Refined and unwrought copper imports were exceptionally high in January, just eclipsing levels seen at the end of 2011.
The signals for further refined imports have weakened a bit, with the arbitrage to LME prices not obviously open and premiums weakening a bit, albeit to still high levels.
It also seems likely that bonded warehouse stocks have increased again along with SHFE stocks. This would be the 5th month they have risen.
Copper concentrate imports have also be maintained at the strong levels seen in December and posted another 30%YoY+ gain.
There are reports of rising concentrate inventories in China, partly due to the lack of scrap to use in the smelting mix.
Scrap weakness is in part due to bad manufacturing in the rest of the world in 2013, but that is now turning around. So perhaps an improvement in ex-China activity will help to unlock some of the concentrate build up at smelters.
Iron ore imports were incredibly strong at a reported 86.7mt, far and away the strongest on record.
This strength makes more sense when averaging it with the December data, which was weaker even though major exporters ramped output into the end of year. Even still, its clear that seaborne supply is incredibly strong.
Very strong seaborne supply has lead to a replenishment of iron ore stocks, which at ports is now at comfortable levels in terms of today's production levels and likely peak levels seen in May.
An end to stocking and ongoing strong supply seems likely to skew the risk to iron ore prices to the downside from the current level of $121/t.

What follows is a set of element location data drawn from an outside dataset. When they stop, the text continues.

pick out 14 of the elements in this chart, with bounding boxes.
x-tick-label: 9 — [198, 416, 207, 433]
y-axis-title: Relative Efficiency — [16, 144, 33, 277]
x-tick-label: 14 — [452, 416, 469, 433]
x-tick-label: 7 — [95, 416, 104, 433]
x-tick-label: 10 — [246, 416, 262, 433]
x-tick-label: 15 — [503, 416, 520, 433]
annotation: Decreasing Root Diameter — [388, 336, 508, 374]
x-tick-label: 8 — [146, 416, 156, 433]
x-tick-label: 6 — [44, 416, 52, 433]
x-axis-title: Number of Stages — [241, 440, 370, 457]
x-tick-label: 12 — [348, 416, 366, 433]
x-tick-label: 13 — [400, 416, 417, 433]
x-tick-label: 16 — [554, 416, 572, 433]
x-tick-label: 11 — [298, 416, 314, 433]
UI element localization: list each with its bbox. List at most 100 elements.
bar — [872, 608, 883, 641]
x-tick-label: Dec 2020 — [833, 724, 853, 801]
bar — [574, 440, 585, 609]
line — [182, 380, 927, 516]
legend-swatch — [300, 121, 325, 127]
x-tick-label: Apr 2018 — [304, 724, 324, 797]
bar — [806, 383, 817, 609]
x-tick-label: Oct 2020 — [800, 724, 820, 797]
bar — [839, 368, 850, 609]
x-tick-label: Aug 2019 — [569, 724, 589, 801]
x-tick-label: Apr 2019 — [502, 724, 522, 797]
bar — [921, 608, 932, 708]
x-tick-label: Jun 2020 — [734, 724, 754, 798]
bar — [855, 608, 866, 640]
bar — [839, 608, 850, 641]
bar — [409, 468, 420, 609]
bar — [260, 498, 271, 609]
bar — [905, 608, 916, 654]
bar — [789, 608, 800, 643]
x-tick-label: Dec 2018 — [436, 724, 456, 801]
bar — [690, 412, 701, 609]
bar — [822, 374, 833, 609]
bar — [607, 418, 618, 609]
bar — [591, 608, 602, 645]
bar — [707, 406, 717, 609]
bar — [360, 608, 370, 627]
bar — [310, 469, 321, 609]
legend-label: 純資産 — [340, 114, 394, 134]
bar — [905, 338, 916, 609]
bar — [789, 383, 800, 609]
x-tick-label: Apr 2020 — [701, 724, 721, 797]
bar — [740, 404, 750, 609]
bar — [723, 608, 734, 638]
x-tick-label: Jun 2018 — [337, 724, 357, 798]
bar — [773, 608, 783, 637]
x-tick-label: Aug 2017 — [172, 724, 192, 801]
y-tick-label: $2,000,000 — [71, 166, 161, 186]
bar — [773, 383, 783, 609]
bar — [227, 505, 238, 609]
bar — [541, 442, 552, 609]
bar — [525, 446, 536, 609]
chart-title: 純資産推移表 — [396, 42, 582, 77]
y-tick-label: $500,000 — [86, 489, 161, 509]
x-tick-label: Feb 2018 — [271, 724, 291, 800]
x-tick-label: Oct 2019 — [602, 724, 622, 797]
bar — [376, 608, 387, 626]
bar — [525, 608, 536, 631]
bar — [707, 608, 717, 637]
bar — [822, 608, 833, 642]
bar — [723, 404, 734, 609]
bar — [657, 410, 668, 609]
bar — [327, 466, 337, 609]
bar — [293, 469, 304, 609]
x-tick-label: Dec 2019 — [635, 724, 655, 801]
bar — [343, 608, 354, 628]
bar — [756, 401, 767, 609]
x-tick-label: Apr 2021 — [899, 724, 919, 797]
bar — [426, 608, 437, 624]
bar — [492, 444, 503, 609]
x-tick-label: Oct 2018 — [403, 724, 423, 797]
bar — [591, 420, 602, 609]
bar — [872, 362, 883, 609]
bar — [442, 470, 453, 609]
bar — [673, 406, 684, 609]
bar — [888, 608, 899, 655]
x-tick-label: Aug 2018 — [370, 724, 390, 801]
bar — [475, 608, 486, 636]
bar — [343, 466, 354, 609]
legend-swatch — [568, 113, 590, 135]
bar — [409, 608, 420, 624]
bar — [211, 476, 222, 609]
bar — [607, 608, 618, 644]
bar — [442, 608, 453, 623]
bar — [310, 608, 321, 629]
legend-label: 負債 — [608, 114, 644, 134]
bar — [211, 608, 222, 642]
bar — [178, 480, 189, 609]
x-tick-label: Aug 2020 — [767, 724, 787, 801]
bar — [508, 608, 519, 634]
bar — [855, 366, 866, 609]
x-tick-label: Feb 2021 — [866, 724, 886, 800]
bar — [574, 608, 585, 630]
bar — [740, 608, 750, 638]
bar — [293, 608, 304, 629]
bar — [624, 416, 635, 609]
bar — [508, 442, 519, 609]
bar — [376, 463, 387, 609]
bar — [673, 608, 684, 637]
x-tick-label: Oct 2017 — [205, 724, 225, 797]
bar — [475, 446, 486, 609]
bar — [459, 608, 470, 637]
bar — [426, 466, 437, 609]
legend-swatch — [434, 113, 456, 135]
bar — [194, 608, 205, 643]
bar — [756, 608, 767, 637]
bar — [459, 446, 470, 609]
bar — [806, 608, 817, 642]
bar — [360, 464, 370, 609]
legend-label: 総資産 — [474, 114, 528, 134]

Total Chinese coal imports were also at very strong levels, matching the usually very strong December numbers.
But strong imports here are not a sign of strength in demand, but rather a sign of supply push into a Chinese market which has been weakening. With stocks high and coal burn rates sagging, the risks to Chinese and seaborne market prices continues to be to the downside.
Its interesting that even though Chinese imports of coal and iron ore are very strong, bulk freight rates are very weak.
This speaks to the degree of supply push in these markets rather than demand providing tension for raw material and freight prices.
Finally, exports were much stronger than expected at 10.6%YoY. Actually exports may be stronger given we are lapping last January, which spiked due to false invoicing for hot money flows.
Chinese exports should be strengthening given the improvement in OECD export markets, although Chinese exporters seemed to have lacked the traction they used to have given a strengthening RMB.
The picture is confused by this false invoicing problem seen most clearly at the start of 2013. Nevertheless, the healthy export data are welcome given this has been a slow part of the Chinese economy in the past few months.